The pericardium, endocardium and conduction system may also be affected by amyloid depositions, which primarily affect the interstitium of the contractile myocardium[25]. A poor prognosis is generally associated with significant morbidity when there is cardiac involvement[26,28]. Early diagnosis and vigorous treatment of plasma cell dyscrasia may change prognosis in cases of cardiac amyloidosis (CA), i.e. with chemotherapy and autologous stem cell transplantation improve clinical outcomes[29,30].
Our patient was a tall, 56-year-old male who arrived complaining of pedal edema, dysphagia and voice hoarseness along with loss in weight. It is crucial to stress that even while systemic lightchain amyloid illness only affects 10% of individuals with multiple myeloma, their prognosis is very bad, particularly if they also have cardiac amyloidosis[22,23]. Patient was evaluated and serum calcium was found to be 14.10, lambda free chain in serum was found to be very high, serum electrophoresis showed no M spike and PET CT showed Non FDG avid osteolytic lesion of bone at multiple sites. Following evaluation, a bone marrow sample was performed, confirming the multiple myeloma diagnosis.

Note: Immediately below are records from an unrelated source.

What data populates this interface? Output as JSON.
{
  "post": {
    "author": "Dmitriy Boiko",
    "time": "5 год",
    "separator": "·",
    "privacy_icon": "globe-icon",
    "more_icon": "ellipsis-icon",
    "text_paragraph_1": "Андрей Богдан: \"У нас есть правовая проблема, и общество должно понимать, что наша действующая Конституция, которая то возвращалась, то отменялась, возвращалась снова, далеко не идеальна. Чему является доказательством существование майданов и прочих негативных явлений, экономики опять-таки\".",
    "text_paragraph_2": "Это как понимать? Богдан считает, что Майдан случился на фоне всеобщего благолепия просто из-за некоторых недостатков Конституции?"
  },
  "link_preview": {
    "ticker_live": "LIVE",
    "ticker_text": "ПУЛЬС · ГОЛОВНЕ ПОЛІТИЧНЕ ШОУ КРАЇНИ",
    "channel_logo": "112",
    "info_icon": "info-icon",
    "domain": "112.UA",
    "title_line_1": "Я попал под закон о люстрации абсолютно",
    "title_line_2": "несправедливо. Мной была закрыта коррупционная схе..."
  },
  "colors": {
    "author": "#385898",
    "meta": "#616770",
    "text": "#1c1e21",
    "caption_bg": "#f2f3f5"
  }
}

ECG, echocardiography and cardiac MRI are also important proofs for the diagnosis of myocardial amyloidosis. A study describing the clinical characteristics of eight patients with cardiac amyloidosis caused by MM found that seven cases out of eight (87.5%) showed low li mb lead voltage, six (75.0%) cases had poor precordial R-wave progression or pseudonecrotic Q wave and three (37.5%) cases present with ST-T wave abnormalities[32]. Studies have shown that the most characteristic ECG manifestation in patients with myocardial amyloidosis is the low-voltage pattern[31]. Typical echocardiography is characterised by thickening of the left ventricular wall with a granular sparkling appearance in the absence of hypertension and a limited or diffuse tissue enhancement of the heart by gadolinium on MRI.

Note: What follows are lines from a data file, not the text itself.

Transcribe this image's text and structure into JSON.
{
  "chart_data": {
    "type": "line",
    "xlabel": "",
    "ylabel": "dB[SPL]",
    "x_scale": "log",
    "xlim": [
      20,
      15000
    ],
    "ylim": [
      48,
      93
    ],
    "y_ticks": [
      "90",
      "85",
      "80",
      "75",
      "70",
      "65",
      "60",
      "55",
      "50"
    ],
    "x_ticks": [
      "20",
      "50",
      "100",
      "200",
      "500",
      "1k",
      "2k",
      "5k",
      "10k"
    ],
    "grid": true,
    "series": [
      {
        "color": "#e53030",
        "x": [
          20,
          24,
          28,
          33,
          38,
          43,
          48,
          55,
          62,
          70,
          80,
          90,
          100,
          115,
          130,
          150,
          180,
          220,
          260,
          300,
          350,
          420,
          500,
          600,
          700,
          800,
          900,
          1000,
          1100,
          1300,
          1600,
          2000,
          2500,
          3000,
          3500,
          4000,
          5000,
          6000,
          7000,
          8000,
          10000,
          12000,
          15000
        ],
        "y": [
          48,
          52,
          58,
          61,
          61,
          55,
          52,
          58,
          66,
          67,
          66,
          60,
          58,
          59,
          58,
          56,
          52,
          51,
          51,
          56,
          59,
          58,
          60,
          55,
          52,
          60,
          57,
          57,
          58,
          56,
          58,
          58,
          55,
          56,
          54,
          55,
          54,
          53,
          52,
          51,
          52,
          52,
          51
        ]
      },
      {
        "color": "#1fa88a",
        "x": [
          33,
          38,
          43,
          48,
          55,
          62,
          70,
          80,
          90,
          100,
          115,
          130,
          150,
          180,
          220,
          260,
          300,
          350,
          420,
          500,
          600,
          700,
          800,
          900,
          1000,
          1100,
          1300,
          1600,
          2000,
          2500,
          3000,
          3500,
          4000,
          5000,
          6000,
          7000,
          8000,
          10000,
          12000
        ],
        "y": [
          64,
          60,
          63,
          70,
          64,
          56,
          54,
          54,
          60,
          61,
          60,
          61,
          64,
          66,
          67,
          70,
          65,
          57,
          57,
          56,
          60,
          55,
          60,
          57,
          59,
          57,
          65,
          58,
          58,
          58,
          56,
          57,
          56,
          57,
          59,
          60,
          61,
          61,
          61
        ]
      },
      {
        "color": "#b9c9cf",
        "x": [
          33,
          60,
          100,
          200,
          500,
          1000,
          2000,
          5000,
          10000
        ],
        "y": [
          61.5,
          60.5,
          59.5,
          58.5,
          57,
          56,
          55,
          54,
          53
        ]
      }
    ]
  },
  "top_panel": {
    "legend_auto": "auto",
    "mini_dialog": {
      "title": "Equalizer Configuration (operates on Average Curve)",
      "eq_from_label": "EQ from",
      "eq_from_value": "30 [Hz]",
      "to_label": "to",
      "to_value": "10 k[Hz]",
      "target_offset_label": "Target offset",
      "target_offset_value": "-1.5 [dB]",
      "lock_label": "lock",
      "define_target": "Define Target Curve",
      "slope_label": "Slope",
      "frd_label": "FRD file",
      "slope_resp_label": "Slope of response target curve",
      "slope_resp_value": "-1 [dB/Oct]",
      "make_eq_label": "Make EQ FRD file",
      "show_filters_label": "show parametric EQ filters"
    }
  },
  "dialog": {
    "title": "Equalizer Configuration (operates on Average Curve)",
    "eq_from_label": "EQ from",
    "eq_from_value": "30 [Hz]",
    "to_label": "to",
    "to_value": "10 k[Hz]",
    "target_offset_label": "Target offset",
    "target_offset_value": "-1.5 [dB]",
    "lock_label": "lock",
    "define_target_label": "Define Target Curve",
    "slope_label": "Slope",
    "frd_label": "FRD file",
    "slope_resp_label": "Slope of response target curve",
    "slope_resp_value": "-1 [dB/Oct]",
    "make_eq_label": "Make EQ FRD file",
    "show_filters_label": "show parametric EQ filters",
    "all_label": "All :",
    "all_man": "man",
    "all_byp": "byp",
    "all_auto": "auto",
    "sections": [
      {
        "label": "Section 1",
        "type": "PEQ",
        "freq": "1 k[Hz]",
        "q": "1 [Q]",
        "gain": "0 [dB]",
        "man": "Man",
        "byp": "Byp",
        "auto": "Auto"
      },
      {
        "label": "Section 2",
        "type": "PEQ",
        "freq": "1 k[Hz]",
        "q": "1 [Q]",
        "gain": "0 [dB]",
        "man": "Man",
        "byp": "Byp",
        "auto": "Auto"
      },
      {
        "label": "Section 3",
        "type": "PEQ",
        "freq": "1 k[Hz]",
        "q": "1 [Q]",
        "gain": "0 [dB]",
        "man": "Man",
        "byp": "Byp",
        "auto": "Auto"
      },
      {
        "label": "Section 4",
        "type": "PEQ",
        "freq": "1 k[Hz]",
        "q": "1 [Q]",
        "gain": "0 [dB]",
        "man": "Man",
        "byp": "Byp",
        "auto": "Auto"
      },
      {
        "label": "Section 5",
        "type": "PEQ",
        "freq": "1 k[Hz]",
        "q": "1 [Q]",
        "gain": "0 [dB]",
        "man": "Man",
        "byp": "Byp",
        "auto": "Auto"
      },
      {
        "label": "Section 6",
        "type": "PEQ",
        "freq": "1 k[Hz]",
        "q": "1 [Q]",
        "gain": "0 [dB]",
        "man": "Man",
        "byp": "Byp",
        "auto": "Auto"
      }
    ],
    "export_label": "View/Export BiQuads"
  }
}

Congo Red staining of biopsy tissue can be used to confirm myocardial amyloidosis if results on echocardiography, MRI and ECG are positive. However, negative results from Congo Red staining do not rule out myocardial amyloidosis[15]. Although, blind examination of kidney, abdominal adipose and intestinal tissue are frequently employed in place of myocardial biopsy due to the poor heart function in patients with myocardial amyloidosis. The positivity rates of different tissue specimens stained with Congo Red were reported as follows, abdominal fat, 50–80%; bone marrow, 56%; rectum, 75%; kidney, 94%; carpal ligament, 82%; liver, 97%; small intestine, 83%; skin, 90%; sural nerve, 86% and heart, 100%. However, the buccal mucosa was the most common site of amyloid deposition in the oral cavity, followed by the tongue, palate, gingiva and floor of the mouth.

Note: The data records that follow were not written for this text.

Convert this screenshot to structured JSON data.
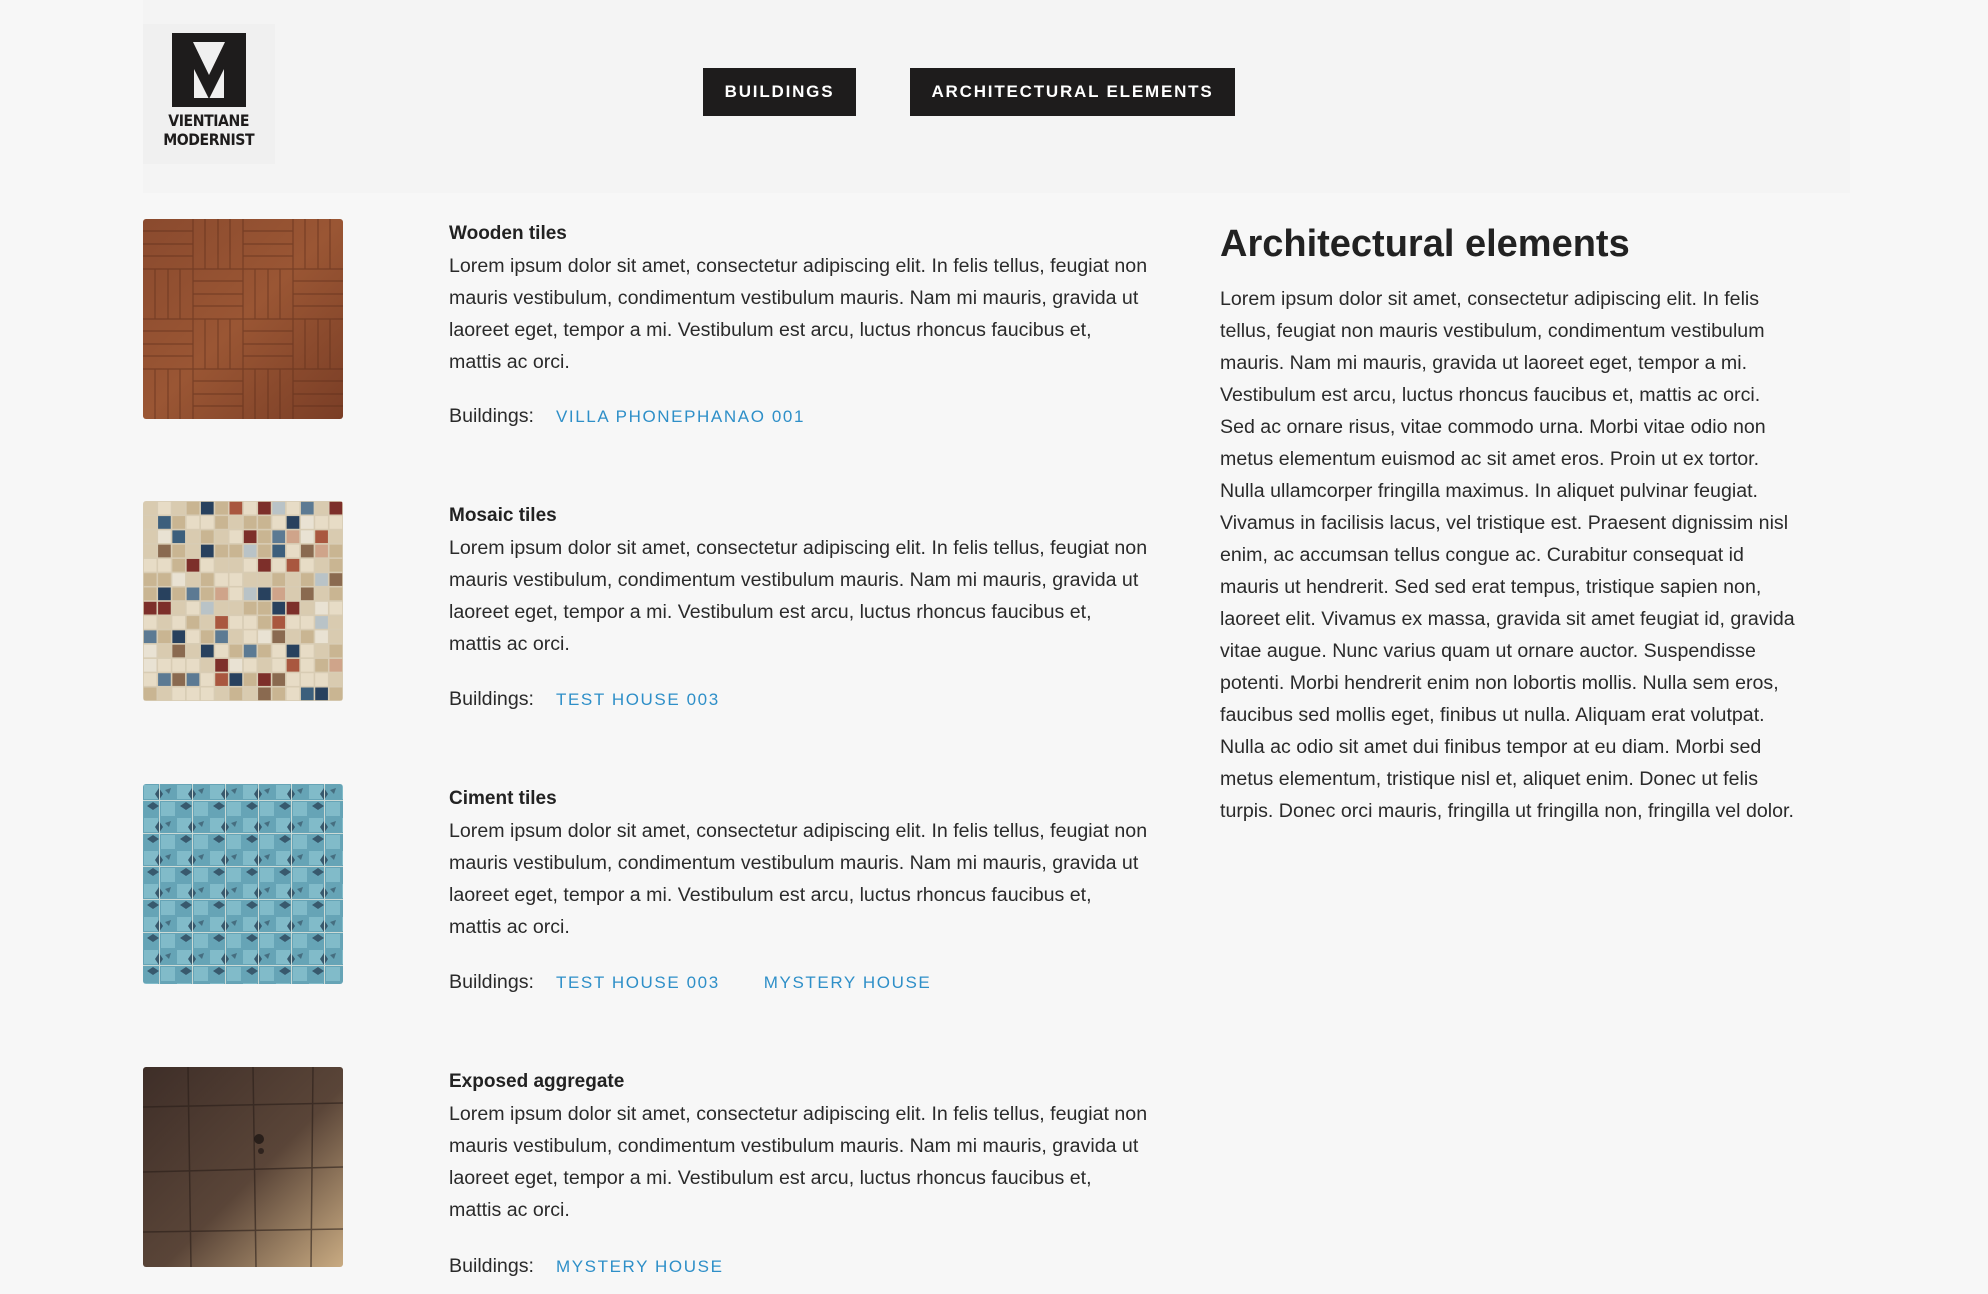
{
  "logo": {
    "text_line1": "VIENTIANE",
    "text_line2": "MODERNIST"
  },
  "nav": {
    "buildings": "BUILDINGS",
    "architectural_elements": "ARCHITECTURAL ELEMENTS"
  },
  "buildings_label": "Buildings:",
  "items": [
    {
      "title": "Wooden tiles",
      "description": "Lorem ipsum dolor sit amet, consectetur adipiscing elit. In felis tellus, feugiat non mauris vestibulum, condimentum vestibulum mauris. Nam mi mauris, gravida ut laoreet eget, tempor a mi. Vestibulum est arcu, luctus rhoncus faucibus et, mattis ac orci.",
      "buildings": [
        "VILLA PHONEPHANAO 001"
      ]
    },
    {
      "title": "Mosaic tiles",
      "description": "Lorem ipsum dolor sit amet, consectetur adipiscing elit. In felis tellus, feugiat non mauris vestibulum, condimentum vestibulum mauris. Nam mi mauris, gravida ut laoreet eget, tempor a mi. Vestibulum est arcu, luctus rhoncus faucibus et, mattis ac orci.",
      "buildings": [
        "TEST HOUSE 003"
      ]
    },
    {
      "title": "Ciment tiles",
      "description": "Lorem ipsum dolor sit amet, consectetur adipiscing elit. In felis tellus, feugiat non mauris vestibulum, condimentum vestibulum mauris. Nam mi mauris, gravida ut laoreet eget, tempor a mi. Vestibulum est arcu, luctus rhoncus faucibus et, mattis ac orci.",
      "buildings": [
        "TEST HOUSE 003",
        "MYSTERY HOUSE"
      ]
    },
    {
      "title": "Exposed aggregate",
      "description": "Lorem ipsum dolor sit amet, consectetur adipiscing elit. In felis tellus, feugiat non mauris vestibulum, condimentum vestibulum mauris. Nam mi mauris, gravida ut laoreet eget, tempor a mi. Vestibulum est arcu, luctus rhoncus faucibus et, mattis ac orci.",
      "buildings": [
        "MYSTERY HOUSE"
      ]
    }
  ],
  "sidebar": {
    "title": "Architectural elements",
    "body": "Lorem ipsum dolor sit amet, consectetur adipiscing elit. In felis tellus, feugiat non mauris vestibulum, condimentum vestibulum mauris. Nam mi mauris, gravida ut laoreet eget, tempor a mi. Vestibulum est arcu, luctus rhoncus faucibus et, mattis ac orci. Sed ac ornare risus, vitae commodo urna. Morbi vitae odio non metus elementum euismod ac sit amet eros. Proin ut ex tortor. Nulla ullamcorper fringilla maximus. In aliquet pulvinar feugiat. Vivamus in facilisis lacus, vel tristique est. Praesent dignissim nisl enim, ac accumsan tellus congue ac. Curabitur consequat id mauris ut hendrerit. Sed sed erat tempus, tristique sapien non, laoreet elit. Vivamus ex massa, gravida sit amet feugiat id, gravida vitae augue. Nunc varius quam ut ornare auctor. Suspendisse potenti. Morbi hendrerit enim non lobortis mollis. Nulla sem eros, faucibus sed mollis eget, finibus ut nulla. Aliquam erat volutpat. Nulla ac odio sit amet dui finibus tempor at eu diam. Morbi sed metus elementum, tristique nisl et, aliquet enim. Donec ut felis turpis. Donec orci mauris, fringilla ut fringilla non, fringilla vel dolor."
  },
  "colors": {
    "nav_bg": "#1e1c1c",
    "link": "#2e8fc8",
    "page_bg": "#f7f7f7"
  }
}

In this patient Abdominal Fat pad biopsy was done which revealed area of fat necrosis which was negative for Congo red stain and so for amyloid. The patient had indentations on the tongue and suffered from macroglossia. Taking patient’s wish into consideration, an invasive biopsy could not be taken.
But keeping the clinical features and imaging in mind, a diagnosis of multiple myeloma with cardiac amyloidosis was made and the patient was started on diuretics, chemotherapy and autologous stem cell transplantation. The Patient responded well to the treatment and repeat bone marrow histo-biopsy and aspiration revealed complete remission of myeloma and a normal MUGA scan post-chemotherapy. Hence proving that early diagnosis and treatment has a great impact on prognosis.